Jim Maslanik during one of his research trips in the Antarctic.

Earthview wouldn’t have happened without our in-house scientist and co-founder Jim Maslanik. Growing up outside Pittsburgh, Jim was the second one in his family to go to college. He studied Forestry at the University of Pennsylvania and always wanted to have a career that would have field work so he could be outside and try to make sense of how things worked. His first job out of school was a Lewis and Clark-esque field position mapping the history of the loss of forests along the Mississippi. 

Jim moved out West to Colorado and continued his studies at the University of Colorado at Boulder. He started pursuing a PHD in geography and began working with a professor who was an Arctic climate expert. This took Jim on multiple adventures to the Antarctic and the Arctic and this is where Jim started seeing the effects of climate change.

After travels to the Arctic, Jim returned to Boulder and was a research professor in the Department of Aerospace Engineering Sciences. After a successful career at the University of Colorado at Boulder, Jim retired and started working on a passion project of fighting climate change through reducing methane emissions. He started making methane sensors and would drive them around to see if they could detect methane leaks. 

Jim and Bear met through a colleague, and it was a match made, if not in ‘heaven’ certainly in the atmosphere! Together with their previous experiences and Jims methane sensor, they started Earthview.

After retiring from the University of Colorado, did you have any idea of what you wanted to pursue next? 

I was always impressed with the aerospace engineering students and their abilities to build things. Once I retired, I decided to learn some of the skills they had in terms of building electronics and software and that sort of thing. That thought process led me into building the methane sensor that Earthview uses today. 

When did you realize methane was a problem?

It has been a big deal in the Arctic for quite a while in terms of people knowing that the potential for big releases of methane was always there. Methane wasn't something that I was directly researching, but I was always aware of it. 

Once I retired, I decided to pursue the idea of monitoring menthane further. Initially, I started brainstorming to see if there was something I could put on a car and drive around and monitor methane and then that snowballed into seeing if I could put something on small aircrafts to monitor much bigger areas. So, it wasn't part of my research at CU, but it's something I started thinking about after I retired and then really dove head first into in the last few years. 

You realized there was a massive methane issue and no one was really doing anything about it yet. How did you turn this idea into a reality and how was Bear brought into all of this? 

This friend of mine was working for a company that had a contract with the National Science Foundation and they were flying a plane out of Boulder airport. He knew Bear and he knew I was building this Methane sensor and so initially, we were going to try to put the methane sensors on the big research aircraft to see if that was a viable option for detecting methane.

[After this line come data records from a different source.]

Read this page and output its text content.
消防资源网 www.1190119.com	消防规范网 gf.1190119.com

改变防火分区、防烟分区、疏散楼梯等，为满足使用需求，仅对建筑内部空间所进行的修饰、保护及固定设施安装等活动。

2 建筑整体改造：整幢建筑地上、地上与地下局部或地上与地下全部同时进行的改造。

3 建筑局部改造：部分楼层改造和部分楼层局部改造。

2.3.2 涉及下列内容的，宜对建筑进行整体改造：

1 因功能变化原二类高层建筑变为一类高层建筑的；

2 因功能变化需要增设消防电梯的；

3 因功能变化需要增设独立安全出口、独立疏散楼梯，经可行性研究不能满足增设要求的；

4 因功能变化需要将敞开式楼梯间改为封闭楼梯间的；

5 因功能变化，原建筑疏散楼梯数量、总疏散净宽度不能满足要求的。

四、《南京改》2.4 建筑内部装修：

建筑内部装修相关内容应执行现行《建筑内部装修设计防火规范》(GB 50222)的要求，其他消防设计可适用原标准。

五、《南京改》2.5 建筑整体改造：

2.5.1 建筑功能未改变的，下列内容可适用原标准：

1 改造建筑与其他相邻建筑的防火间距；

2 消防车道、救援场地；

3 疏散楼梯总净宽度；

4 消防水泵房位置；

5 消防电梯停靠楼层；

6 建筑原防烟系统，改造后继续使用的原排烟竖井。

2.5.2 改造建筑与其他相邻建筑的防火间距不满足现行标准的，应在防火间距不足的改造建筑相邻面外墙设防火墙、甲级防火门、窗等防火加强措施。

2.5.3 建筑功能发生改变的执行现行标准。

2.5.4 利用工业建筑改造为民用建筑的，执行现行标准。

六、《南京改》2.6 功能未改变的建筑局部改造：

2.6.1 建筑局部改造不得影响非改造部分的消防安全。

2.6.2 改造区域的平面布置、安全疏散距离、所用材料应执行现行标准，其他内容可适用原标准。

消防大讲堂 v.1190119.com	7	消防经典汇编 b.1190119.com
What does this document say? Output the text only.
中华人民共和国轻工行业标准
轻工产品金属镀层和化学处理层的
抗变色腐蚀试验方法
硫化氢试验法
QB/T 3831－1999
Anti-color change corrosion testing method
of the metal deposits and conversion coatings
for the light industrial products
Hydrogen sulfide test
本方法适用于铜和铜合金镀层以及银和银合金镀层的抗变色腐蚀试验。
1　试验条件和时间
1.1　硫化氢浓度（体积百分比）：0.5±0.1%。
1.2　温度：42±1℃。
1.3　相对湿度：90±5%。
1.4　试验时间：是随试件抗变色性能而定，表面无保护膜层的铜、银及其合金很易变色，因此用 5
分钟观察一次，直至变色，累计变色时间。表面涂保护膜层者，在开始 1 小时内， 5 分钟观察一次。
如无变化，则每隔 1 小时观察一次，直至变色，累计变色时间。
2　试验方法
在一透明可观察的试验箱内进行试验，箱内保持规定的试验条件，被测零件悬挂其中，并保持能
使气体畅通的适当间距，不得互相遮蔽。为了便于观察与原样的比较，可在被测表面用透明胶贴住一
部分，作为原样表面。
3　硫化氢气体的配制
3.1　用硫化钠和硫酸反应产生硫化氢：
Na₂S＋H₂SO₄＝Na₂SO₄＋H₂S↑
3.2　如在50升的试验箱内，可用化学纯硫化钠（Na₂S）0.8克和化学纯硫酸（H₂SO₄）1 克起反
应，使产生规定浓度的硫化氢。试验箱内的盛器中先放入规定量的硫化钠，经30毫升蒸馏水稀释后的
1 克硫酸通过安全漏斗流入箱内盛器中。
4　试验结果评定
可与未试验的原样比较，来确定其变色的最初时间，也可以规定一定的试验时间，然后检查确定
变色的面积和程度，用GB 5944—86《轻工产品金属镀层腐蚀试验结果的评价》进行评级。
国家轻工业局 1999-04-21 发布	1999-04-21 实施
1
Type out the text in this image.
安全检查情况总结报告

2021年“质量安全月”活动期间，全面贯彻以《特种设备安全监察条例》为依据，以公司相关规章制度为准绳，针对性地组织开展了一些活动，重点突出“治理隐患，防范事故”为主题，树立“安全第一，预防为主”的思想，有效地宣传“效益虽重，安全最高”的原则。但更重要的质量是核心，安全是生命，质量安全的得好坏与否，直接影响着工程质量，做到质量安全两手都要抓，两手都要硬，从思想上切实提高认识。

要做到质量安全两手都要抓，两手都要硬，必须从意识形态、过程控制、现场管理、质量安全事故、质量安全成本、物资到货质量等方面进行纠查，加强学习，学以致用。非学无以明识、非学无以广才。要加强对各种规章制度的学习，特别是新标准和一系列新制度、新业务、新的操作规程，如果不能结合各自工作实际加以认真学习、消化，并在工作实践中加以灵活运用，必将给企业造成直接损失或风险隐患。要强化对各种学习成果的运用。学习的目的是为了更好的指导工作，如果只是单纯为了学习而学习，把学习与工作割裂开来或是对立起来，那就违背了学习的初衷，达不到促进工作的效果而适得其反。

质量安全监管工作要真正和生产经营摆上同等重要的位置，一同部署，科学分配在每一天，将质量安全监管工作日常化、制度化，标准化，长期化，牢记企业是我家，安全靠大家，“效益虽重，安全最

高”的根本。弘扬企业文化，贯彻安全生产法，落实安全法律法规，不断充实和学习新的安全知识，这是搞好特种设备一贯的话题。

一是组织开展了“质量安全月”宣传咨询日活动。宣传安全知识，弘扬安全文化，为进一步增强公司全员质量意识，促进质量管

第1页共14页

I went over to the Boulder airport and I started making conversation with people from the company Bear was working for, and after he had left that company, he reached out to learn more about the methane sensor I was building and to see if there was a future with my instrument. That's where the idea for Earthview really took off. 

Methane mitigation and independently certified gas are hot topics right now, how does Earthview fit into this conversation?

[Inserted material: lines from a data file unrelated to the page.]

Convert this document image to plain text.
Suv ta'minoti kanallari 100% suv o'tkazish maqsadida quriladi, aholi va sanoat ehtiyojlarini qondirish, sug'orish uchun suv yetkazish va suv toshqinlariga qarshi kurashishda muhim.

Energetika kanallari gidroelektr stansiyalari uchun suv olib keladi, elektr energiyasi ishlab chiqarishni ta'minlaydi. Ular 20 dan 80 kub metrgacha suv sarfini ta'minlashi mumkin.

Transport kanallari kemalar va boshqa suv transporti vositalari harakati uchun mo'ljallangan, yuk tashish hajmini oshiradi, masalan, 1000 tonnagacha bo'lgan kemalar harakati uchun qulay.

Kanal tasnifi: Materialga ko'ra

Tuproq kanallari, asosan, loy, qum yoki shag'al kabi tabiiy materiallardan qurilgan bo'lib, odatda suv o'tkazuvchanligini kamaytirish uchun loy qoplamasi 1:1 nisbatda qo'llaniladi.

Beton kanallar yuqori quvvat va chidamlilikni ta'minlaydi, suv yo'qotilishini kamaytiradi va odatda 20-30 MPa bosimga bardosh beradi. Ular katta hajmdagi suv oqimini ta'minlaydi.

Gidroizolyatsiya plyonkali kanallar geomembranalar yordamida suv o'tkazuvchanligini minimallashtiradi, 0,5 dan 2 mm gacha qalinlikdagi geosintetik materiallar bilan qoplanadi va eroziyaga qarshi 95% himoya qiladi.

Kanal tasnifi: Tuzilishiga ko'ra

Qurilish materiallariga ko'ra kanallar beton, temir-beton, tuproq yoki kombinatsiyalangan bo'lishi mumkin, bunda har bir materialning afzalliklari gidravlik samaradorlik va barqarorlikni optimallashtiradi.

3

There has to be some way of getting an idea of how much methane is being emitted from sites. If an operator is going to be certified, they're going to need some data to be able to use as backup to prove that they're making an effort to minimize their emissions, so you're going to need some kind of measurement set up on the oil pads. 

The typical way of going out once every few months, or even yearly, with a thermal camera and looking for leaks is not as effective as continuous monitoring. Operators need some measurement that can be used as justification for proving that they are doing everything they can to minimize leaks.

That's where Earthview comes in. I think that the measurement side of things needs to be independent from the group that's doing the certification. There shouldn't be any crosspollination between the certification group and the measurement group. We fit in as a trustworthy, reliable independent measurement source. 

What would you say the general reaction is that you're seeing from oil and gas operators? 

I've been surprised by how positive things seem to be with gas operators. I've been pleasantly surprised that we can actually get our products out there and that Earthview is seen as a positive product that is helping operators keep methane in their pipes and out of the atmosphere!

What is one word that comes to mind when thinking about Earthview? 

Potential is what popped into my head. Yeah, Earthview has so much potential and I just know that once this takes off we can really make a difference. 

What is one thing you want people to know about Earthview? 

We can really make a difference. I think with what we offer, I know it will have a significant impact and I'd be really annoyed if we don't get a chance to do that.